Dan didn’t reply. He just turned around and watched Tyrone making his way out to sea, bouncing on the waves, standing up straight in the back of the boat with his hand on the engine. It was Tyrone’s trademark and you could recognize his silhouette anywhere by the way he stood up in the boat unlike anyone else. Dan had a rule that you should never stand up in the boat, because that is the most common way of asking to be drowned. The slightest gust or wave from the ferry could jolt the boat and you’re gone over. There was no point in being a hero at sea. And now he was watching Tyrone standing up in the boat like he was on skis with a cigarette in his mouth and a bottle of whiskey in his pocket.
‘He could have killed you,’ Packer said, but it was not clear at all whether Dan had really noticed how close he had come to being hit. Was he living in an optical illusion, trying not to see reality? Voluntary blindness. Maybe it was nothing more than the usual animosity and Packer was only exaggerating like he sometimes does, making it part of the big story that he is inventing around the harbour.
‘Bastard,’ I heard Dan say through his teeth. ‘He’ll hooken drown one of these days.’

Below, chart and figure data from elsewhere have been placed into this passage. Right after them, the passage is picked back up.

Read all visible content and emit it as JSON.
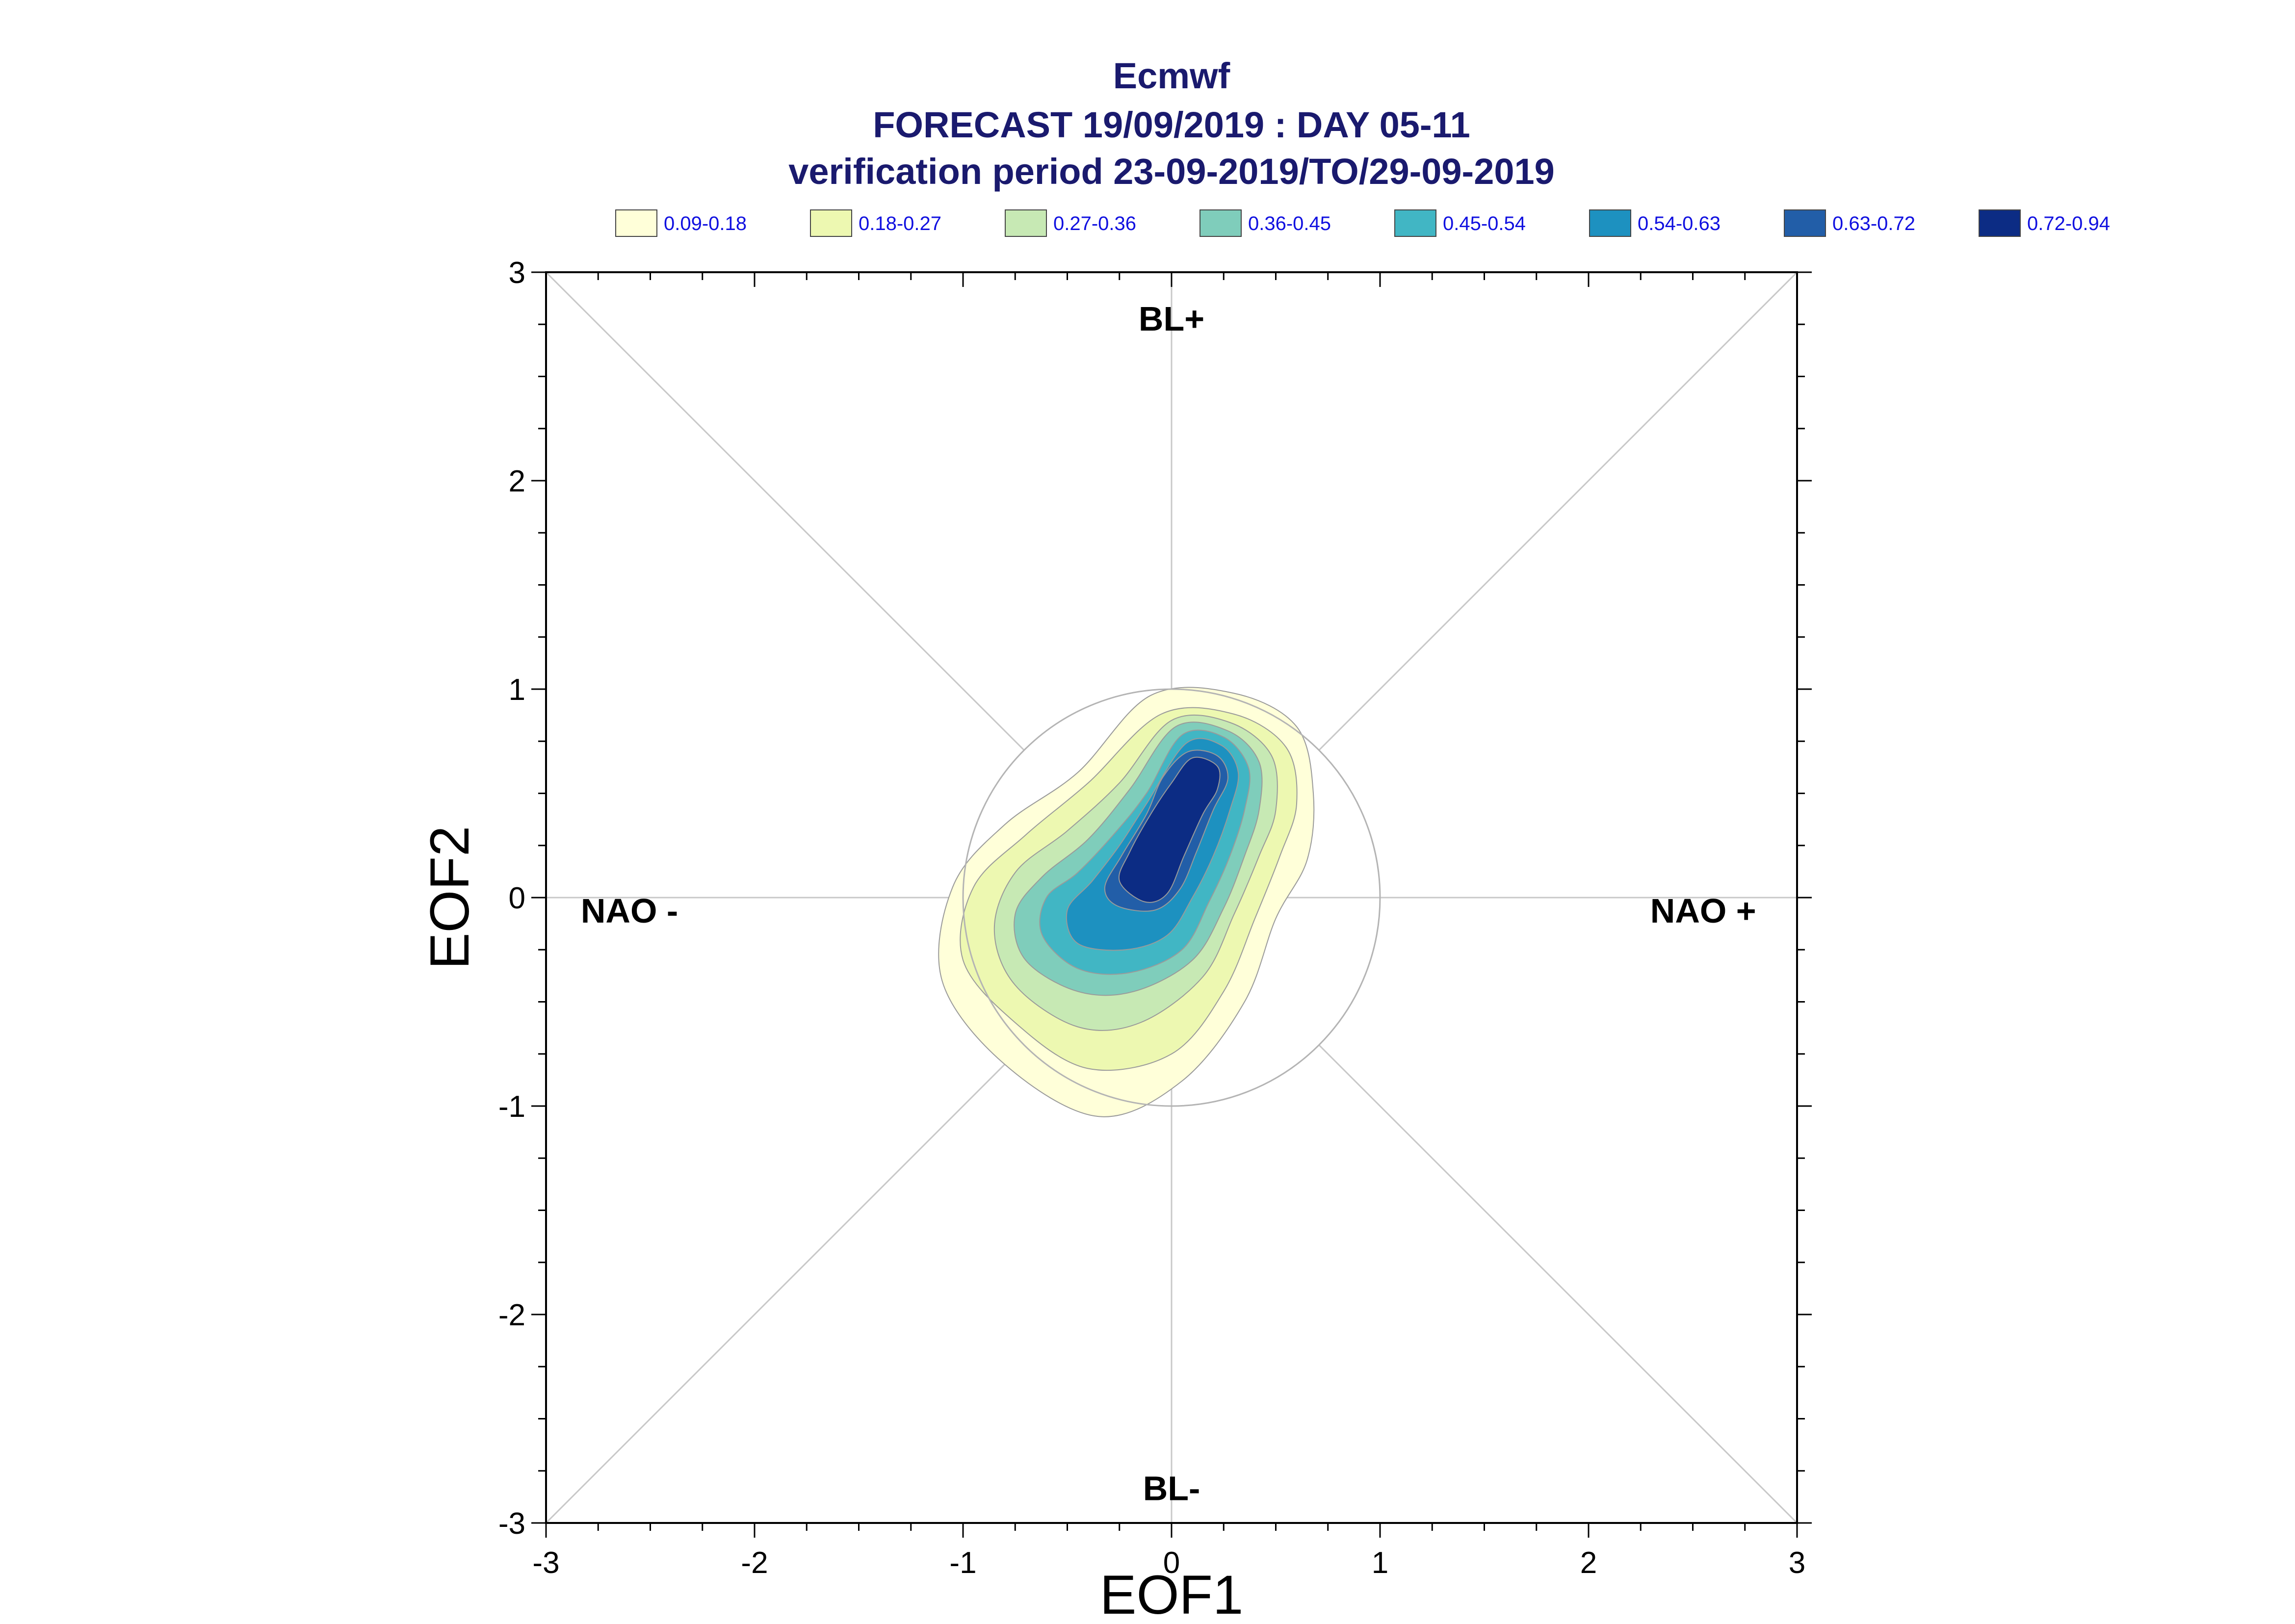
{
  "chart_data": {
    "type": "contour",
    "title_lines": [
      "Ecmwf",
      "FORECAST 19/09/2019 : DAY 05-11",
      "verification period 23-09-2019/TO/29-09-2019"
    ],
    "xlabel": "EOF1",
    "ylabel": "EOF2",
    "xlim": [
      -3,
      3
    ],
    "ylim": [
      -3,
      3
    ],
    "xticks": [
      "-3",
      "-2",
      "-1",
      "0",
      "1",
      "2",
      "3"
    ],
    "yticks": [
      "3",
      "2",
      "1",
      "0",
      "-1",
      "-2",
      "-3"
    ],
    "grid": false,
    "reference_circle_radius": 1,
    "regime_labels": {
      "top": "BL+",
      "bottom": "BL-",
      "left": "NAO -",
      "right": "NAO +"
    },
    "legend": {
      "placement": "top",
      "entries": [
        {
          "label": "0.09-0.18",
          "color": "#ffffd9"
        },
        {
          "label": "0.18-0.27",
          "color": "#edf8b1"
        },
        {
          "label": "0.27-0.36",
          "color": "#c7e9b4"
        },
        {
          "label": "0.36-0.45",
          "color": "#7fcdbb"
        },
        {
          "label": "0.45-0.54",
          "color": "#41b6c4"
        },
        {
          "label": "0.54-0.63",
          "color": "#1d91c0"
        },
        {
          "label": "0.63-0.72",
          "color": "#225ea8"
        },
        {
          "label": "0.72-0.94",
          "color": "#0c2c84"
        }
      ]
    },
    "density_levels": [
      {
        "range": "0.09-0.18",
        "color": "#ffffd9",
        "contour": [
          [
            -0.1,
            0.97
          ],
          [
            0.3,
            0.98
          ],
          [
            0.6,
            0.82
          ],
          [
            0.68,
            0.5
          ],
          [
            0.65,
            0.18
          ],
          [
            0.5,
            -0.1
          ],
          [
            0.35,
            -0.5
          ],
          [
            0.05,
            -0.88
          ],
          [
            -0.35,
            -1.05
          ],
          [
            -0.8,
            -0.8
          ],
          [
            -1.1,
            -0.4
          ],
          [
            -1.05,
            0.05
          ],
          [
            -0.8,
            0.35
          ],
          [
            -0.45,
            0.6
          ]
        ]
      },
      {
        "range": "0.18-0.27",
        "color": "#edf8b1",
        "contour": [
          [
            -0.05,
            0.88
          ],
          [
            0.3,
            0.88
          ],
          [
            0.55,
            0.72
          ],
          [
            0.6,
            0.45
          ],
          [
            0.52,
            0.2
          ],
          [
            0.4,
            -0.1
          ],
          [
            0.25,
            -0.45
          ],
          [
            0.0,
            -0.75
          ],
          [
            -0.4,
            -0.82
          ],
          [
            -0.75,
            -0.6
          ],
          [
            -1.0,
            -0.3
          ],
          [
            -0.95,
            0.05
          ],
          [
            -0.7,
            0.3
          ],
          [
            -0.4,
            0.55
          ]
        ]
      },
      {
        "range": "0.27-0.36",
        "color": "#c7e9b4",
        "contour": [
          [
            0.0,
            0.85
          ],
          [
            0.28,
            0.84
          ],
          [
            0.48,
            0.68
          ],
          [
            0.5,
            0.42
          ],
          [
            0.42,
            0.2
          ],
          [
            0.3,
            -0.08
          ],
          [
            0.15,
            -0.38
          ],
          [
            -0.15,
            -0.6
          ],
          [
            -0.45,
            -0.62
          ],
          [
            -0.75,
            -0.42
          ],
          [
            -0.85,
            -0.15
          ],
          [
            -0.75,
            0.12
          ],
          [
            -0.5,
            0.32
          ],
          [
            -0.25,
            0.55
          ]
        ]
      },
      {
        "range": "0.36-0.45",
        "color": "#7fcdbb",
        "contour": [
          [
            0.02,
            0.82
          ],
          [
            0.27,
            0.8
          ],
          [
            0.42,
            0.65
          ],
          [
            0.42,
            0.42
          ],
          [
            0.35,
            0.2
          ],
          [
            0.25,
            -0.05
          ],
          [
            0.1,
            -0.3
          ],
          [
            -0.18,
            -0.45
          ],
          [
            -0.45,
            -0.45
          ],
          [
            -0.7,
            -0.3
          ],
          [
            -0.75,
            -0.08
          ],
          [
            -0.62,
            0.1
          ],
          [
            -0.4,
            0.28
          ],
          [
            -0.2,
            0.52
          ]
        ]
      },
      {
        "range": "0.45-0.54",
        "color": "#41b6c4",
        "contour": [
          [
            0.05,
            0.78
          ],
          [
            0.25,
            0.77
          ],
          [
            0.37,
            0.62
          ],
          [
            0.35,
            0.42
          ],
          [
            0.28,
            0.2
          ],
          [
            0.18,
            -0.02
          ],
          [
            0.05,
            -0.25
          ],
          [
            -0.2,
            -0.36
          ],
          [
            -0.45,
            -0.34
          ],
          [
            -0.62,
            -0.18
          ],
          [
            -0.6,
            0.0
          ],
          [
            -0.45,
            0.12
          ],
          [
            -0.28,
            0.3
          ],
          [
            -0.12,
            0.5
          ]
        ]
      },
      {
        "range": "0.54-0.63",
        "color": "#1d91c0",
        "contour": [
          [
            0.07,
            0.74
          ],
          [
            0.24,
            0.73
          ],
          [
            0.32,
            0.6
          ],
          [
            0.28,
            0.42
          ],
          [
            0.2,
            0.2
          ],
          [
            0.1,
            0.0
          ],
          [
            -0.02,
            -0.18
          ],
          [
            -0.22,
            -0.25
          ],
          [
            -0.45,
            -0.22
          ],
          [
            -0.5,
            -0.06
          ],
          [
            -0.38,
            0.08
          ],
          [
            -0.25,
            0.25
          ],
          [
            -0.12,
            0.45
          ]
        ]
      },
      {
        "range": "0.63-0.72",
        "color": "#225ea8",
        "contour": [
          [
            0.08,
            0.7
          ],
          [
            0.22,
            0.68
          ],
          [
            0.27,
            0.57
          ],
          [
            0.2,
            0.42
          ],
          [
            0.12,
            0.22
          ],
          [
            0.04,
            0.04
          ],
          [
            -0.08,
            -0.06
          ],
          [
            -0.26,
            -0.04
          ],
          [
            -0.32,
            0.05
          ],
          [
            -0.24,
            0.2
          ],
          [
            -0.12,
            0.4
          ],
          [
            -0.04,
            0.58
          ]
        ]
      },
      {
        "range": "0.72-0.94",
        "color": "#0c2c84",
        "contour": [
          [
            0.1,
            0.67
          ],
          [
            0.22,
            0.63
          ],
          [
            0.22,
            0.52
          ],
          [
            0.15,
            0.4
          ],
          [
            0.06,
            0.2
          ],
          [
            -0.02,
            0.02
          ],
          [
            -0.13,
            -0.02
          ],
          [
            -0.25,
            0.08
          ],
          [
            -0.2,
            0.22
          ],
          [
            -0.1,
            0.4
          ],
          [
            0.0,
            0.55
          ]
        ]
      }
    ]
  }
}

At that moment, I realized how I had become part of the war myself. I was the person who had pushed things closet to the edge. All the sound came back to the harbour and the moment of illusion was gone. A half-dozen motorbikes arrived on the pier at once and everything turned back to normal. The nurses blew the exhaust fumes away from their patients. The girls hopped off the back of the bikes and straightened their clothes, their hair. Packer stored away the lobster in the box and Dan went inside into the shed to lie down and listen to the news. It seemed to be forgotten again, as if nobody had any memory of anything happening.
Every evening after dinner, we started saying the rosary in our house for the safe return of Stefan. It was some time now since his mother had come to visit and there was still no sign of him. One evening after the rosary, I sat alone in my bedroom when my mother came in and stood at the window. She was starting to practise freedom and opened the window to smoke a cigarette, half outside the window and half inside. If my father came into the room, she could throw the cigarette away towards the beehives and pretend nothing was going on and that the smoke was some garden fire that was still smouldering somewhere at the back of the houses. To put us off cigarettes, my father once lit one and then blew the smoke through a white handkerchief so we could see the brown nicotine stain left behind.